Drawdown is the peak-to-trough decline in value—whether in a trading account, portfolio, or single symbol’s price—expressed in dollars or percent from the prior high.

How Is Drawdown Calculated?

Account drawdown: (peak equity − current equity) / peak equity × 100. Price drawdown on a chart: percent fall from highest close or high in lookback to subsequent low. Maximum drawdown (MDD) is largest peak-trough decline over a test period—key strategy metric. Underwater duration matters as much as depth—long recovery erodes psychology even if MDD percent matches a quick V-shaped dip. Track both closed-trade equity curve and open position heat.

Peak resets only after new equity high—partial recovery still counts as drawdown until prior peak reclaimed.

Why Does Drawdown Drive Position Sizing?

Fixed fractional risk per trade limits how fast drawdown grows—1% risk per trade needs many consecutive losses to hit 10% account drawdown. Volatility-based sizing via ATR ties share count to symbol behavior. After drawdown exceeds personal threshold—often 10–15%—many traders cut size or pause until process review. Indicators do not eliminate drawdown; they structure entries while sizing and stops define loss magnitude.

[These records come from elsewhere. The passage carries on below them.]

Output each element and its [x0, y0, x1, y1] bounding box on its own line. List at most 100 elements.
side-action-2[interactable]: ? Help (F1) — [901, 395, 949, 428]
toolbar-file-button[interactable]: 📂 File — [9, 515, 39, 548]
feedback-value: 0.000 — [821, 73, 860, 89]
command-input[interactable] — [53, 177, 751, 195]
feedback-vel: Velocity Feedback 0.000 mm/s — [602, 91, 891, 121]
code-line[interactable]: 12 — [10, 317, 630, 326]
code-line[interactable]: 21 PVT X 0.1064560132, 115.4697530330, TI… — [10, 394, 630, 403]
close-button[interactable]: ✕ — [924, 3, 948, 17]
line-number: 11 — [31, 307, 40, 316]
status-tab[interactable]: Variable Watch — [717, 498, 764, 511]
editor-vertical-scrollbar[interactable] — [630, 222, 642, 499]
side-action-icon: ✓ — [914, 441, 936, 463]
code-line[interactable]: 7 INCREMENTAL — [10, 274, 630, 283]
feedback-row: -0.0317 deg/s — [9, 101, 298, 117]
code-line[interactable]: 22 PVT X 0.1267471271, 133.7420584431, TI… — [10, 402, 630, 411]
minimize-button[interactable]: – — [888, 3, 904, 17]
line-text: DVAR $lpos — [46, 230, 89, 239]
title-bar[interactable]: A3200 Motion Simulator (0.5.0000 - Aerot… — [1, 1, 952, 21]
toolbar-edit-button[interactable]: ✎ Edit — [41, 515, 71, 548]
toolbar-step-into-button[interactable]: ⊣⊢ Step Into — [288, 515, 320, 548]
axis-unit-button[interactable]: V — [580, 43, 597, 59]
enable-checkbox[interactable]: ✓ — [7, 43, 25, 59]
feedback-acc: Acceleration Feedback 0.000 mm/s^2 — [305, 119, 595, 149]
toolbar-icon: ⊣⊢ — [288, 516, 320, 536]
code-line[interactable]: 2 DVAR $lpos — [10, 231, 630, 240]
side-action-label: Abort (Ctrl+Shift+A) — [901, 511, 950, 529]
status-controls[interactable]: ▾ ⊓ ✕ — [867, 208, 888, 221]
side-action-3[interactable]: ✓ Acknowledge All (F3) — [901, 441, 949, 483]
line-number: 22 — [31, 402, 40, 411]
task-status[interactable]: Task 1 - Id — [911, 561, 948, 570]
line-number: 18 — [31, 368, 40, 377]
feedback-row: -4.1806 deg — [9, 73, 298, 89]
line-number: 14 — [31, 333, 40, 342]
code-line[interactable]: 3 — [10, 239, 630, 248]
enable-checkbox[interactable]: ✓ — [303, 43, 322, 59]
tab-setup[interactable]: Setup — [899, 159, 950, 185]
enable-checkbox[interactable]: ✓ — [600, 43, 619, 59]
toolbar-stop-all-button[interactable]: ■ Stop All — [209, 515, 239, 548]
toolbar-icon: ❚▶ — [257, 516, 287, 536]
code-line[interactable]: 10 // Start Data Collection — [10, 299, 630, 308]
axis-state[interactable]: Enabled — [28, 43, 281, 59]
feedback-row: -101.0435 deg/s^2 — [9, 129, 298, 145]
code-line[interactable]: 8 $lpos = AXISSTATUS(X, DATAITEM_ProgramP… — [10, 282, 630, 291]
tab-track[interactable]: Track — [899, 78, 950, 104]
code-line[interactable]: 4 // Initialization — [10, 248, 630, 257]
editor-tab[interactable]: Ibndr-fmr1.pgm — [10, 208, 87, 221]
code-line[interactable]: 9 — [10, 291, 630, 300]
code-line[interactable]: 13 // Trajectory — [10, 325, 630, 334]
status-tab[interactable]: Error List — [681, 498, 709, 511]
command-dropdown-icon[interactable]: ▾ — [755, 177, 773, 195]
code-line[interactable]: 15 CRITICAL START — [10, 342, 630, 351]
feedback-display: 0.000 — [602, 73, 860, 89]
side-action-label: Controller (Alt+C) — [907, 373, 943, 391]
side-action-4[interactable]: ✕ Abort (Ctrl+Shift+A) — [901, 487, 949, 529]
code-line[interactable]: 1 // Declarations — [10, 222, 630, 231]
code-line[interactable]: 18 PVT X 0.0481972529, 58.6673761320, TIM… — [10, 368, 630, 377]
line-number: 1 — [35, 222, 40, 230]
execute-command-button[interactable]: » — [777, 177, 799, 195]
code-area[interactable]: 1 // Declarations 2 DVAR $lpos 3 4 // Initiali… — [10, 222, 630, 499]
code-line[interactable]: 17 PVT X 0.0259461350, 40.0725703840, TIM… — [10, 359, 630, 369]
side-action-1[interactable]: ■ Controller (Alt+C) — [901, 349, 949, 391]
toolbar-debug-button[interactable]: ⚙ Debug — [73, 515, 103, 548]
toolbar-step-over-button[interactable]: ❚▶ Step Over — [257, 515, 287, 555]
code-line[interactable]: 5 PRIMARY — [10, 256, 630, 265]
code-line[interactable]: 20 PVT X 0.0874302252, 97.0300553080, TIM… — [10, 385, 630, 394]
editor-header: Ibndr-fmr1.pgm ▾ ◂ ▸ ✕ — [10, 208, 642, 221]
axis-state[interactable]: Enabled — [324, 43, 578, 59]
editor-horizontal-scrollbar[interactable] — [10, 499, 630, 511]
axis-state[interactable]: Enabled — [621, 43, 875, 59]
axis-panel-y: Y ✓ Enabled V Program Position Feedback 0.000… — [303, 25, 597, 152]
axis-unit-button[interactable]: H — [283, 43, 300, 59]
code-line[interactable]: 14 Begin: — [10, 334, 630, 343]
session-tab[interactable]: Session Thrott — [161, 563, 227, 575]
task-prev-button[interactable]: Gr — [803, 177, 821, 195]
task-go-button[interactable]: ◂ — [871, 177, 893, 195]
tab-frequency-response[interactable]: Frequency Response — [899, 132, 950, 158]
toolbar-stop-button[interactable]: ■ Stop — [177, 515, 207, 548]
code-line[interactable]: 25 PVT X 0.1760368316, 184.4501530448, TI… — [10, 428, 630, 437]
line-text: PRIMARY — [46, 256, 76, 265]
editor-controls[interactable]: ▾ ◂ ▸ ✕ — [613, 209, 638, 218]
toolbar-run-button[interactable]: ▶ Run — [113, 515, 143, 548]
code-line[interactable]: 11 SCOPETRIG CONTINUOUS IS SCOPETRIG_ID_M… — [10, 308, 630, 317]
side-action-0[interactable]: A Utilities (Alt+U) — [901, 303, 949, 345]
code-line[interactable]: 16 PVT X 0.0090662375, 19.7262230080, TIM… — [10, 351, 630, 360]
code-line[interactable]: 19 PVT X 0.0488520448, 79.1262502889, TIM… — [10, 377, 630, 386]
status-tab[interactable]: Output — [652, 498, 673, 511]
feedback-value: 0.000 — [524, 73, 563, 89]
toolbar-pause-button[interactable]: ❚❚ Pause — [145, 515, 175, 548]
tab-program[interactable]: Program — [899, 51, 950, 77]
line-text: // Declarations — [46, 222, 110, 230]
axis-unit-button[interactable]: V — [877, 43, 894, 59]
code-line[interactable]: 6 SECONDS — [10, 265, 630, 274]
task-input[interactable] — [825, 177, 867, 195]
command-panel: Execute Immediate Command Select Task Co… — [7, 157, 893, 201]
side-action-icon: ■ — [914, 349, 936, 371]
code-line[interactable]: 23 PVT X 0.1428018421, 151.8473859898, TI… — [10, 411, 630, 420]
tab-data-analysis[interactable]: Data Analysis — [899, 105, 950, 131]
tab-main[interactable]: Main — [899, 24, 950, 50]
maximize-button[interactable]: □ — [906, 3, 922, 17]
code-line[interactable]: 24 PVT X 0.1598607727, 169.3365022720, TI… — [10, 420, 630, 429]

Define drawdown tier rules in writing before live trading—emotional decisions mid-drawdown worsen curves.

How Do Traders Use Price Drawdown on Charts?

Percent off 52-week high gauges sentiment and momentum basket eligibility. Deep drawdown from highs with flattening base may flag accumulation phase—fundamental research still required. Shallow drawdown in uptrend—higher lows—confirms trend health on pullbacks. Compare stock drawdown to index drawdown for relative strength context—leader holds shallow pullbacks in corrections.

Multi-Period High and low tools in scans relate to drawdown from peaks—different interface, similar location question.

What Is the Mathematics of Recovery?

10% drawdown requires 11.1% gain to recover; 50% drawdown requires 100% gain. Deep account drawdowns disproportionately hurt compounding—prevention beats recovery. Risk of ruin models combine win rate, payoff ratio, and size to estimate long-run drawdown probability. Backtest strategies on maximum drawdown not just net profit—high return with 40% MDD may be untradeable psychologically.

Simulate worst streak from journal loss rate—if unrealized, reduce size before live experience teaches harshly.

How Does Drawdown Relate to Indicator Choice?

Trend systems tolerate small frequent losses with occasional large wins—drawdown clusters in chop. Mean reversion can show smooth equity until one trend day produces sharp drawdown. ADX filters aim to reduce trend-system drawdown in ranges. ATR stops cap single-trade drawdown contribution. Review drawdown periods in journal—which indicator regime were you trading, was RVOL and liquidity honored.

Monthly review: equity curve, max drawdown, average underwater days—adjust rules on process, not one lucky week. Compare strategy drawdown to buy-and-hold benchmark drawdown on the same period to judge whether active rules earned their complexity.